SHOPPING centres didn’t exist when I left school so it’s very difficult to have life and career plans and see them all the way through,” admits Colin Roberts, the new manager of Bury St Edmunds’ the arc.
With a lifelong career in retail though, the 58-year-old seems tailor-made for his latest role.
The foundations of his working life were laid in a near bygone age of one-to-one customer service and a steady rise through the ranks of shop management.
He left the helm of a shopping centre in Ipswich to take on a position he longed for in his home town of 22 years.
With the sapling rays of the spring sun filtering into his new office, Colin beams: “I feel like I’ve come home. I’m passionate about what I do and this town. I wouldn’t have gone anywhere else. This is where I wanted to be.”
Born in Walsall, in the West Midlands, Colin left school to take up a job in a factory but soon realised it wasn’t for him.
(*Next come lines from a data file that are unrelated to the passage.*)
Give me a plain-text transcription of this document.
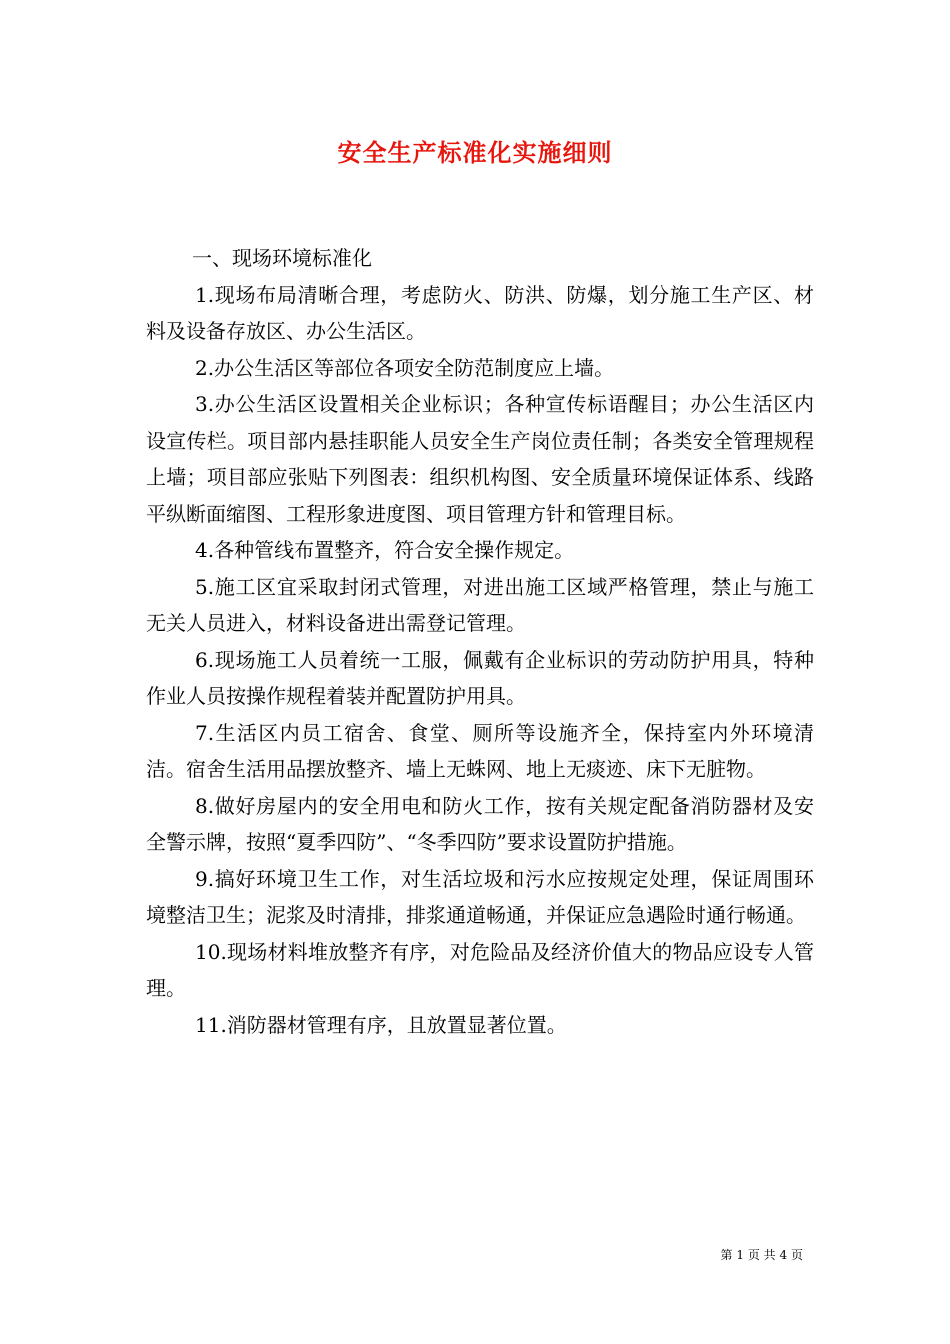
安全生产标准化实施细则

一、现场环境标准化

1.现场布局清晰合理，考虑防火、防洪、防爆，划分施工生产区、材料及设备存放区、办公生活区。

2.办公生活区等部位各项安全防范制度应上墙。

3.办公生活区设置相关企业标识；各种宣传标语醒目；办公生活区内设宣传栏。项目部内悬挂职能人员安全生产岗位责任制；各类安全管理规程上墙；项目部应张贴下列图表：组织机构图、安全质量环境保证体系、线路平纵断面缩图、工程形象进度图、项目管理方针和管理目标。

4.各种管线布置整齐，符合安全操作规定。

5.施工区宜采取封闭式管理，对进出施工区域严格管理，禁止与施工无关人员进入，材料设备进出需登记管理。

6.现场施工人员着统一工服，佩戴有企业标识的劳动防护用具，特种作业人员按操作规程着装并配置防护用具。

7.生活区内员工宿舍、食堂、厕所等设施齐全，保持室内外环境清洁。宿舍生活用品摆放整齐、墙上无蛛网、地上无痰迹、床下无脏物。

8.做好房屋内的安全用电和防火工作，按有关规定配备消防器材及安全警示牌，按照“夏季四防”、“冬季四防”要求设置防护措施。

9.搞好环境卫生工作，对生活垃圾和污水应按规定处理，保证周围环境整洁卫生；泥浆及时清排，排浆通道畅通，并保证应急遇险时通行畅通。

10.现场材料堆放整齐有序，对危险品及经济价值大的物品应设专人管理。

11.消防器材管理有序，且放置显著位置。

第 1 页 共 4 页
After his mum spoke to the manager of the local branch of Fosters menswear, he landed a job as a junior sales assistant or, as he puts it, ‘the sweeper upper’.
Aged just 21, he went to run one of their shops in Okehampton, in Devon – becoming one of the youngest ever managers for the company.
Colin remembers: “It was a life-changing experience. It was where I grew up and probably shaped me into the person I am today.
“It was a fairly small shop with two members of staff, one of whom was in his 40s and an ex-sergeant major.
“He was so used to taking orders from any age that it didn’t bother him. It probably bothered me more than him. The point was that age doesn’t matter, it’s the people that make things work.”
After about a year, he went on to take management positions at Fosters stores across the country, including in Reading, Tunbridge Wells, Eastbourne and Gravesend.
The proudest achievement of his working life came when he was made an area manager for the company.
Covering the Sussex and South London area, he had 24 shops under his control, advising on the best way to get turnover, ensuring shelves were properly stocked and paper work was completed as well as motivating managers and staff.
When asked how retailing has changed over the years, he answers: “It was very much a one-to-one customer service. The art in those days was to be able to sell. If someone came in and wanted a shirt, it was upt o you to sell them a tie, a pair of cufflinks and trousers.
“That then diluted over the years. You got the Woolworths type of approach where it became self-selection, which is pretty much retail as we know it now.”
When the country was choked by recession in the late 1980s/early 90s, he was relocated to East Anglia to take on a larger area.
However, within 18 months the business was struggling and Colin was among those made redundant.
He says: “I had been with the company for 21 years so I was devastated. I was out of work for seven months and it was quite a strange experience. The whole country was in an absolute grip of recession and I applied for literally 100 jobs.”
Eventually, he landed a job as area support manager – ‘very much a troubleshooting role’ – with Spoils Kitchen Reject Shops, based in Saxmundham.
He then became manager of Palmers department store, in Newmarket, which was a hub of ‘traditional retailing with a slightly older more wealthy customer base’.
They were ‘a wonderful company to work for’, but the job had its challenges.
He says: “Retail is all about highs and lows. It was 1996 and we had an appalling Christmas. It really affected me quite badly and I couldn’t understand what was going on.
“When we went into the January sales it was incredible. We pulled back just about every single figure we had lost over Christmas.
“It was at that time I thought I needed to do something else and an opportunity came up as a bit of a whim.”
That opportunity was operations manager at the Buttermarket shopping centre, in Ipswich.
“One of the reasons I went for it was because the building in Newmarket was very old and it was about trying to keep it together as much as keeping the business going.”
Later, he landed the position of centre manager.
Colin says: “The role is very much about the fabric of the building. It’s providing a service to retailers to drive as much footfall as you possibly can to that building and to keep it as a really safe, pleasant environment for people.”
If the arc position hadn’t come up, he would still be in Ipswich.
He explains: “It was just the right thing to do. Bury is a town I fell in love with 22 years ago and I wanted that opportunity to take part in something that is very special.”
He plans to integrate the facility more with the town centre.
“I’m not going to do anything radical. I’m going to take time to talk to people about what it is they love about it and what they want from it and take it from there.
“I accept that one or two people still don’t like the arc. I think the development is key and crucial to the future of Bury for the younger people.
“The arc was very much built for the future of the town. We need things like this to keep the younger generation here.”
He is already very close to filling two of the centre’s empty units.
But how can retail survive in an age of austerity and online shopping?
He thinks the future lies in combining retail and leisure.
“Retailing needs to be fun. Napoleon once said we’re a nation of shopkeepers. It’s a leisure activity and needs to be a real experience.
“You need to have something that will keep people happy like the water walkers and simulator ride in Charter Square.
“We’ve an ideal venue to do lots of things like that. I want to work with some car dealers to do displays, so if you’ve got someone who isn’t a great shopper, it’s something for them to do and look at. It’s theatre.”